Downey’s Harry Lockhart is a child magician grown into a petty thief whose last job goes horribly wrong. By a very strange turn of fate, he’s discovered as an actor and whisked off to L.A to star in a detective movie. At his very first Lalaland party, complete with the expected steaming, starlet-stocked, swimming pool, he meets failed actress Harmony Faith Lane (a stunning Michelle Monaghan) whose street-like name correctly suggests that she’s got a lot of mileage on her. They banter cleverly in Tracy-Hepburn mode, and it turns out that they knew each other at a much earlier time.

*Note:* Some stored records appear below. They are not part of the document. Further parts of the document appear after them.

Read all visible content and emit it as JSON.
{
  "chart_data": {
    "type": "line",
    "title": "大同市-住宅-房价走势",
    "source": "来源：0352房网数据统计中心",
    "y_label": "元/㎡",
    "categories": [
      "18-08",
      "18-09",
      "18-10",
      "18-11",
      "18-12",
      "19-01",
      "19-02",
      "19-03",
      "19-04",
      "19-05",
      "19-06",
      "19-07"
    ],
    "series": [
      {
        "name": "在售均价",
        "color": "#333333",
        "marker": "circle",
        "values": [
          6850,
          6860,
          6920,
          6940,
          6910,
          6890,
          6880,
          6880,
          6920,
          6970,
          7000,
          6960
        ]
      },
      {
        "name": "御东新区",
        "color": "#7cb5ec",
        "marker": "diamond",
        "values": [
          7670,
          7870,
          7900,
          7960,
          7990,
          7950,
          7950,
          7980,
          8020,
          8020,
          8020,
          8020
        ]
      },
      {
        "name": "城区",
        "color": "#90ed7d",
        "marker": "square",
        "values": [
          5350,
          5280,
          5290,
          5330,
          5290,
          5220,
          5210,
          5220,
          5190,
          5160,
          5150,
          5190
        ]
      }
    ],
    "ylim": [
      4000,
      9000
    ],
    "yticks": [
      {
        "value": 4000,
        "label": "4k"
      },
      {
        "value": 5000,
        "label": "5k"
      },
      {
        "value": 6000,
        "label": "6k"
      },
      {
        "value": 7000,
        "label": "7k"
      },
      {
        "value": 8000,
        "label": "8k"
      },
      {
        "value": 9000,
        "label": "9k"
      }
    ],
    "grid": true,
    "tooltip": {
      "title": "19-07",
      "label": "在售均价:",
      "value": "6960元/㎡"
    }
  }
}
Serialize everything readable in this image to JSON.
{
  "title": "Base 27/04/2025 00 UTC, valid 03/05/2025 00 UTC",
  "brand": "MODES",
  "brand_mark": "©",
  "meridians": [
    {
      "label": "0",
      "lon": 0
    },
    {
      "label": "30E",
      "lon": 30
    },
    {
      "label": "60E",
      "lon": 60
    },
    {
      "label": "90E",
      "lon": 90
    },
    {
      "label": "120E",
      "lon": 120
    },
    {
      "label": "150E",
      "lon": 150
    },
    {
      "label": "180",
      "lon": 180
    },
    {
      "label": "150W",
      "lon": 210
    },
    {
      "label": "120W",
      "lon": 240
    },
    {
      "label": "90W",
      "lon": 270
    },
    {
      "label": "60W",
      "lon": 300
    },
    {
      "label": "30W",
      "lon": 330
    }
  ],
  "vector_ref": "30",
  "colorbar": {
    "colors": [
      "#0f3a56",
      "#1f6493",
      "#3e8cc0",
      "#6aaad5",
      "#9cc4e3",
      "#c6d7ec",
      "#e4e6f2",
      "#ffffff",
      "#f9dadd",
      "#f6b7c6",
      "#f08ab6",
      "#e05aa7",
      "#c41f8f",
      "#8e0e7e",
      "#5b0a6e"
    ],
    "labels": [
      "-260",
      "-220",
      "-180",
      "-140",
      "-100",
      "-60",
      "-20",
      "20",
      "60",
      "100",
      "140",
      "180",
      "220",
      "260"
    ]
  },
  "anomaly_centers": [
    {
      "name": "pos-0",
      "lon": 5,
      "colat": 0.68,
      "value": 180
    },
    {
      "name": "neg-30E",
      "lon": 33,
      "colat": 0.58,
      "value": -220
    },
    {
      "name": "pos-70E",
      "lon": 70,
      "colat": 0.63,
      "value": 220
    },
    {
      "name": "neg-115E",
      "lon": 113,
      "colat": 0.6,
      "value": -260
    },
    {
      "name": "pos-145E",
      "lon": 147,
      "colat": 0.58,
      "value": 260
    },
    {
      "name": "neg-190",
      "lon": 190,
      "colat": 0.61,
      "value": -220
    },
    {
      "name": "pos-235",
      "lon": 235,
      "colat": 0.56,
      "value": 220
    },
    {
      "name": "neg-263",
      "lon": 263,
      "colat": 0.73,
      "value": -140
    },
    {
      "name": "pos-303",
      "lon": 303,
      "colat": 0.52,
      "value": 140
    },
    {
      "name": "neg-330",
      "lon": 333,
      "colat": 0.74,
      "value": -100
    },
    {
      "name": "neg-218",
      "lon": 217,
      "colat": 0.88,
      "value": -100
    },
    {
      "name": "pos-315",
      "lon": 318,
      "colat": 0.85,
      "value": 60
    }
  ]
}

Harmony’s back story is revealed, and like so many Hollywood actresses in films about Hollywood, she’s fresh and unspoiled-looking on the outside, damaged goods on the inside.
The party, a birthday bash in honor of the daughter of the recently widowed Harlan Dexter (Corbin Bernsen), an actor turned philanthropist who’s being sued by the guest of honor over his late wife’s bucks, turns out to be a launching pad for the plot, and includes, among the festivities, a surprise ass-kicking sustained by a major character.

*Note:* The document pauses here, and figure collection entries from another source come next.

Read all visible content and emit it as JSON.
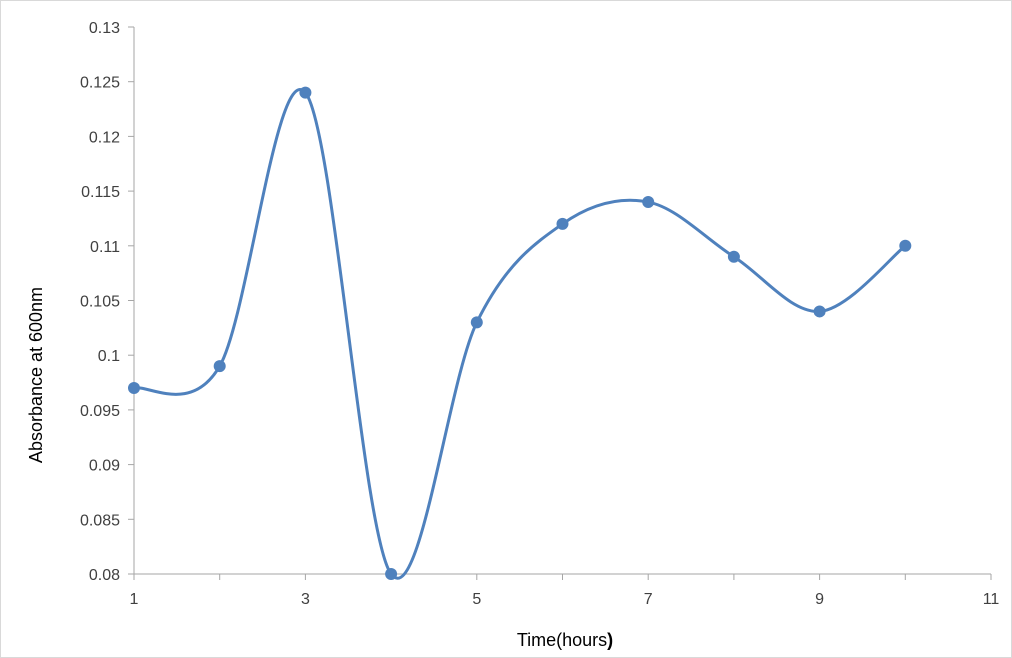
{
  "chart_data": {
    "type": "scatter",
    "mode": "smooth-line-with-markers",
    "title": "",
    "xlabel": "Time(hours",
    "xlabel_suffix": ")",
    "ylabel": "Absorbance at 600nm",
    "xlim": [
      1,
      11
    ],
    "ylim": [
      0.08,
      0.13
    ],
    "xticks": [
      "1",
      "3",
      "5",
      "7",
      "9",
      "11"
    ],
    "xtick_values": [
      1,
      3,
      5,
      7,
      9,
      11
    ],
    "yticks": [
      "0.08",
      "0.085",
      "0.09",
      "0.095",
      "0.1",
      "0.105",
      "0.11",
      "0.115",
      "0.12",
      "0.125",
      "0.13"
    ],
    "ytick_values": [
      0.08,
      0.085,
      0.09,
      0.095,
      0.1,
      0.105,
      0.11,
      0.115,
      0.12,
      0.125,
      0.13
    ],
    "grid": false,
    "legend": false,
    "series": [
      {
        "color": "#4f81bd",
        "x": [
          1,
          2,
          3,
          4,
          5,
          6,
          7,
          8,
          9,
          10
        ],
        "y": [
          0.097,
          0.099,
          0.124,
          0.08,
          0.103,
          0.112,
          0.114,
          0.109,
          0.104,
          0.11
        ]
      }
    ]
  }
}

In order to prepare for his film role as a detective, Lockhart gets to take lessons from private dick Gay “The Consultant” Perry (the first of innumerable fag jokes involving this character played by a puffy-looking Val Kilmer). Lockhart plays dumb spaz to Perry’s icy competence as they launch themselves into a ridiculously convoluted plot involving a purple-haired female stiff that keeps turning up. There’s plenty of gratuitous nudity, noir touches, and comical moments. Harmony, who previously seemed like she had gotten most of her exercise in bed, suddenly transforms into an action heroine and kicks some bad guy butt… Am I telling you too much? If so, (sorry Jim Carrey), “Ssssomebody ssssstop me!”

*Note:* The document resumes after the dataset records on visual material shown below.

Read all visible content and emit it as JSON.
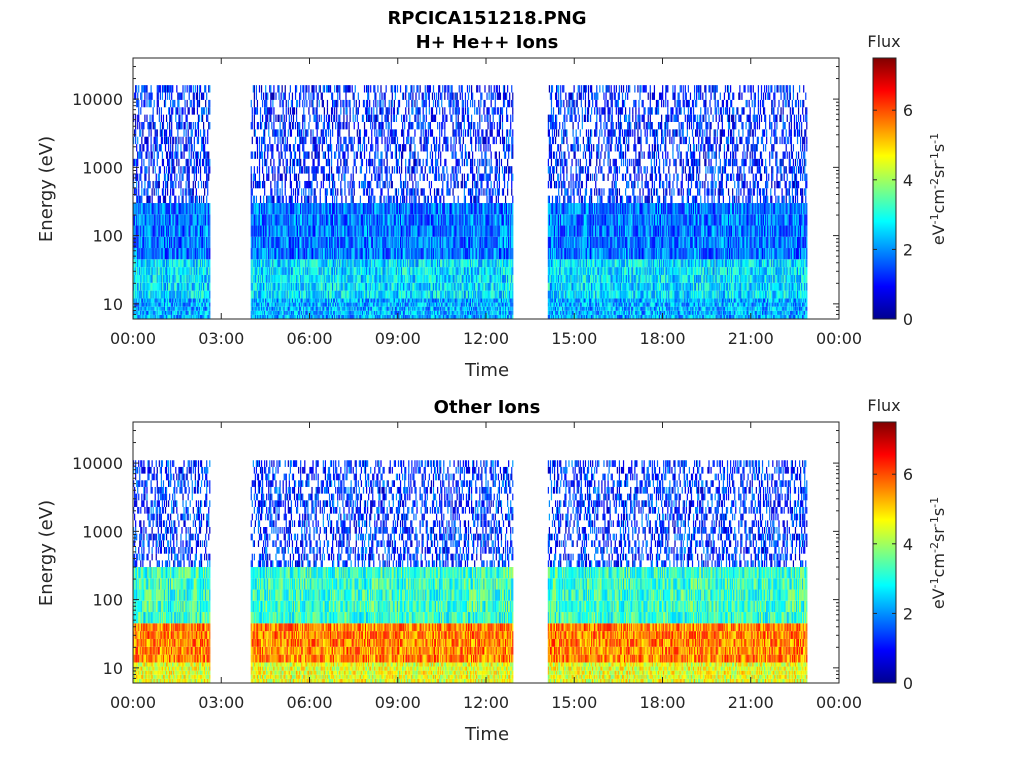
{
  "figure": {
    "title": "RPCICA151218.PNG"
  },
  "chart_data": [
    {
      "type": "heatmap",
      "title": "H+ He++ Ions",
      "xlabel": "Time",
      "ylabel": "Energy (eV)",
      "x_tick_labels": [
        "00:00",
        "03:00",
        "06:00",
        "09:00",
        "12:00",
        "15:00",
        "18:00",
        "21:00",
        "00:00"
      ],
      "x_range_hours": [
        0,
        24
      ],
      "y_scale": "log",
      "y_range": [
        6,
        40000
      ],
      "y_ticks": [
        10,
        100,
        1000,
        10000
      ],
      "y_tick_labels": [
        "10",
        "100",
        "1000",
        "10000"
      ],
      "data_segments_hours": [
        [
          0,
          2.6
        ],
        [
          4.0,
          12.9
        ],
        [
          14.1,
          22.9
        ]
      ],
      "energy_bands": [
        {
          "e_min": 6,
          "e_max": 12,
          "flux": 2.2
        },
        {
          "e_min": 12,
          "e_max": 45,
          "flux": 2.6
        },
        {
          "e_min": 45,
          "e_max": 300,
          "flux": 1.8
        },
        {
          "e_min": 300,
          "e_max": 16000,
          "flux": 1.2
        }
      ],
      "colorbar": {
        "label": "Flux",
        "units": "eV-1cm-2sr-1s-1",
        "range": [
          0,
          7.5
        ],
        "ticks": [
          0,
          2,
          4,
          6
        ],
        "tick_labels": [
          "0",
          "2",
          "4",
          "6"
        ],
        "colormap": "jet"
      }
    },
    {
      "type": "heatmap",
      "title": "Other Ions",
      "xlabel": "Time",
      "ylabel": "Energy (eV)",
      "x_tick_labels": [
        "00:00",
        "03:00",
        "06:00",
        "09:00",
        "12:00",
        "15:00",
        "18:00",
        "21:00",
        "00:00"
      ],
      "x_range_hours": [
        0,
        24
      ],
      "y_scale": "log",
      "y_range": [
        6,
        40000
      ],
      "y_ticks": [
        10,
        100,
        1000,
        10000
      ],
      "y_tick_labels": [
        "10",
        "100",
        "1000",
        "10000"
      ],
      "data_segments_hours": [
        [
          0,
          2.6
        ],
        [
          4.0,
          12.9
        ],
        [
          14.1,
          22.9
        ]
      ],
      "energy_bands": [
        {
          "e_min": 6,
          "e_max": 12,
          "flux": 4.5
        },
        {
          "e_min": 12,
          "e_max": 45,
          "flux": 5.6
        },
        {
          "e_min": 45,
          "e_max": 300,
          "flux": 3.2
        },
        {
          "e_min": 300,
          "e_max": 11000,
          "flux": 1.3
        }
      ],
      "colorbar": {
        "label": "Flux",
        "units": "eV-1cm-2sr-1s-1",
        "range": [
          0,
          7.5
        ],
        "ticks": [
          0,
          2,
          4,
          6
        ],
        "tick_labels": [
          "0",
          "2",
          "4",
          "6"
        ],
        "colormap": "jet"
      }
    }
  ]
}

In short, it’s all a bit overdone. Harry Lockhart seems too nice and sensitive a guy to ever have been a thief, Val Kilmer lacks consistency, sounding like Beavis of “Beavis and Butthead” one minute, Jack Nicholson the next. One (even by movie standards) improbable event follows the next, a finger is cut off, balls are hooked up to electrodes, and, wonder of wonders, Robert Downey sings too, warbling his own lyrics to the closing credits!
Parts of the film do work. It’s occasionally entertaining, sporadically funny, at times even moving. Downey does fine with what he’s given. He’s grown up, no longer the manicky, out-of-control adolescent, and he gives a rich, well-rounded, often brilliant performance. Corbin Bernsen as baddie Dexter is effectively evil, actor/comedian Larry Miller is hilarious, as usual, as the casting director and producer of the crime film Harry Lockhart “auditions” for.
Unfortunately, the movie tries too hard to entertain in a “Wait ‘til you see this!” kind of way. The characters, wandering around in a maze of a plot, do their best, and the overall acting is fine. But because of its chaotic, slapped-together framework,Kiss Kiss has a designed-by-committee look. It’s a cinematic giraffe, both awkward and overreaching.